Kings Head Theatre – 21st April 2019
Reviewed by Prachya van de Gevel
Brawn is a one man play about a young man Christopher Wollaton, writer and actor of the play that delves into the dark world, of body Dis-morphia. Where I think it really did well was the acting and the set was simple, a chair and a pair of dumbbells and that was all that was needed to draw you in.
The acting, by and large, was superb with so many lines, there was a few times lines were misspoke and repeated, but I am just being picky and in reality it added to the tension of and the neurosis of the character. Now I do no know if the play was based on real life experience, but I did find it hard to believe that Christopher had been bullied in school, and that someones whole career and fall in grades would have resulted from jealousy of another guy dating a girl he felt he had a connection with. Now maybe I am being cynical by that, and it’s not something that I feel empathetic towards. Where he did create moments of lucidness was in his love of science and quantum theory and these were things that really drew me in, the stage lighting really did a great job of setting the scene and drawing you in.

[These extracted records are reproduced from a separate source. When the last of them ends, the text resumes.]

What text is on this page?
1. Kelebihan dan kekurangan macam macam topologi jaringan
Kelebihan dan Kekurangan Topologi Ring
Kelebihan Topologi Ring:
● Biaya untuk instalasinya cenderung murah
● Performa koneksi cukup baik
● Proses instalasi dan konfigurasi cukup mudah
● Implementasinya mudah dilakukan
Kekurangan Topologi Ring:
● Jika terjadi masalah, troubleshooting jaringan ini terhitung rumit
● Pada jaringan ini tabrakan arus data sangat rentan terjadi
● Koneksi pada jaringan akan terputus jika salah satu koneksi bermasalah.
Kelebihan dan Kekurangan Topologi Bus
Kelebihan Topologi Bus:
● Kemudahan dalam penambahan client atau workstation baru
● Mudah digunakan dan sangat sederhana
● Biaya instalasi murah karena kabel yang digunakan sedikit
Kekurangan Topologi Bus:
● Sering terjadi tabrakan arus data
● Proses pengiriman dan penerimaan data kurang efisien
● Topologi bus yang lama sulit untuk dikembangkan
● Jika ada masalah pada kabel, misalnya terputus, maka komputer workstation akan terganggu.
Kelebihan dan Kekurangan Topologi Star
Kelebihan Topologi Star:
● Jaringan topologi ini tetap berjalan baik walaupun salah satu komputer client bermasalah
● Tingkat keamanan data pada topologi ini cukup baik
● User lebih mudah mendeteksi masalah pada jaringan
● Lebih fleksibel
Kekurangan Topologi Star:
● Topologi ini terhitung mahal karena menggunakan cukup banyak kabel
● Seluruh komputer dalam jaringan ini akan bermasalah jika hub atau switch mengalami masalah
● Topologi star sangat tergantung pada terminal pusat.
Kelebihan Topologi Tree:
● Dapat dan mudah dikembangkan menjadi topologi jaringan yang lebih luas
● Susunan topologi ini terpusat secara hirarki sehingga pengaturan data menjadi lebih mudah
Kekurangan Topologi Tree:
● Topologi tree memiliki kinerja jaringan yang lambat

There is a lot to be said about the perspective of self perception in today’s youth of appearance based on easy access to Social Media and Hollywood Stars, that can really perceive the reality of maintaining the perfect technique, and his youth and generation really shows in his style of speech he uses many profanities and colloquialisms. The character is not part of the LGBTQ community but yet showcases at a predominately LGBTQ venue is interesting to watch as many including myself made an assumption the character was gay, and that would have added a whole new dimension to the story as that is something that really hits the community.
Christopher is rightly the star of the show, but I think we could have delved deeper into the character’s motivations and gave him some redeeming qualities, but then with those in place maybe you would loose how messed up your mind can be when you can only see imperfections in your perfect body.